Plus d'une douzaine de millions d'euros ont été dépensés
en dix ans (1996-2005) pour les opérations de réintroduction
de l'ours dans les Pyrénées, selon un rapport parlementaire
qui suggère mercredi de cantonner les plantigrades dans des sortes
de parcs à ours.
Le coût de
ces opérations n'a pas cessé d'augmenter au cours de cette
période pour atteindre 1,86 millions d'euros en 2005, déplore
ce rapport présenté à la Commission des finances
de l'Assemblée nationale par Augustin Bonrepaux, député
socialiste de l'Ariège.
M. Bonrepaux a
vainement tenté en novembre de réduire de 1 million d'euros
les sommes consacrées à la surveillance des ours dans
les Pyrénées (sur un total de 2,2 millions), à
travers un amendement qui n'a pas été adopté.
Pour 2006, année
du lâcher de 5 ours slovènes, "un pic de consommation
sans précédent" devrait être atteint à
2,24 millions d'euros, selon le budget prévisionnel consacré
à ces opérations, souligne le rapport.
Les aides aux éleveurs
ne représentent qu'"un tiers du volume budgétaire
du programme de réintroduction, les deux tiers restants étant
consacrés au suivi et à la promotion de l'ours brun",
fait remarquer le rapport.
Il conteste le
financement de l'Association pour la cohabitation pastorale, active
dans le placement de chiens patous dressés à protéger
les troupeaux, et qui bénéfice d'une subvention "considérable"

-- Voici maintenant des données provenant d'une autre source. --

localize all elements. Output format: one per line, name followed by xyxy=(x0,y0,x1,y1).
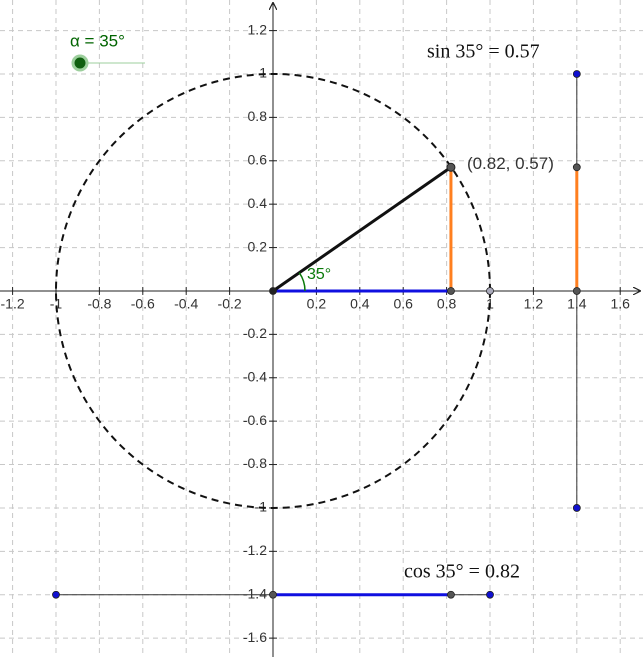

(204.000 euros en 2005) de la Direction régionale de l'environnement
Midi-Pyrénées.
Il juge en revanche
"exemplaire" l'Institution patrimoniale du Haut-Béarn
(IPHB), très critiquée par les écologistes. L'IPHB,
hostile aux lâchers d'ours, a pourtant reçu 2,57 millions
d'euros de subventions publiques en 10 ans pour son activités
dans ce domaine.
Le rapport évoque
"le scénario d'une mise en sommeil progressive du dispositif",
et estimant qu'une extinction progressive des ours réintroduits
est "loin d'être exclue". Mais avant que cette hypothèse
ne se réalise, "les finances publiques nationales devront
supporter une charge d'environ deux millions d'euros par an",
souligne-t-il.
M. Bonrepaux suggère
de "cantonner les plantigrades dans un espace qui leur serait
spécialement dédié", des "zones
délimitées où leur présence est souhaitée".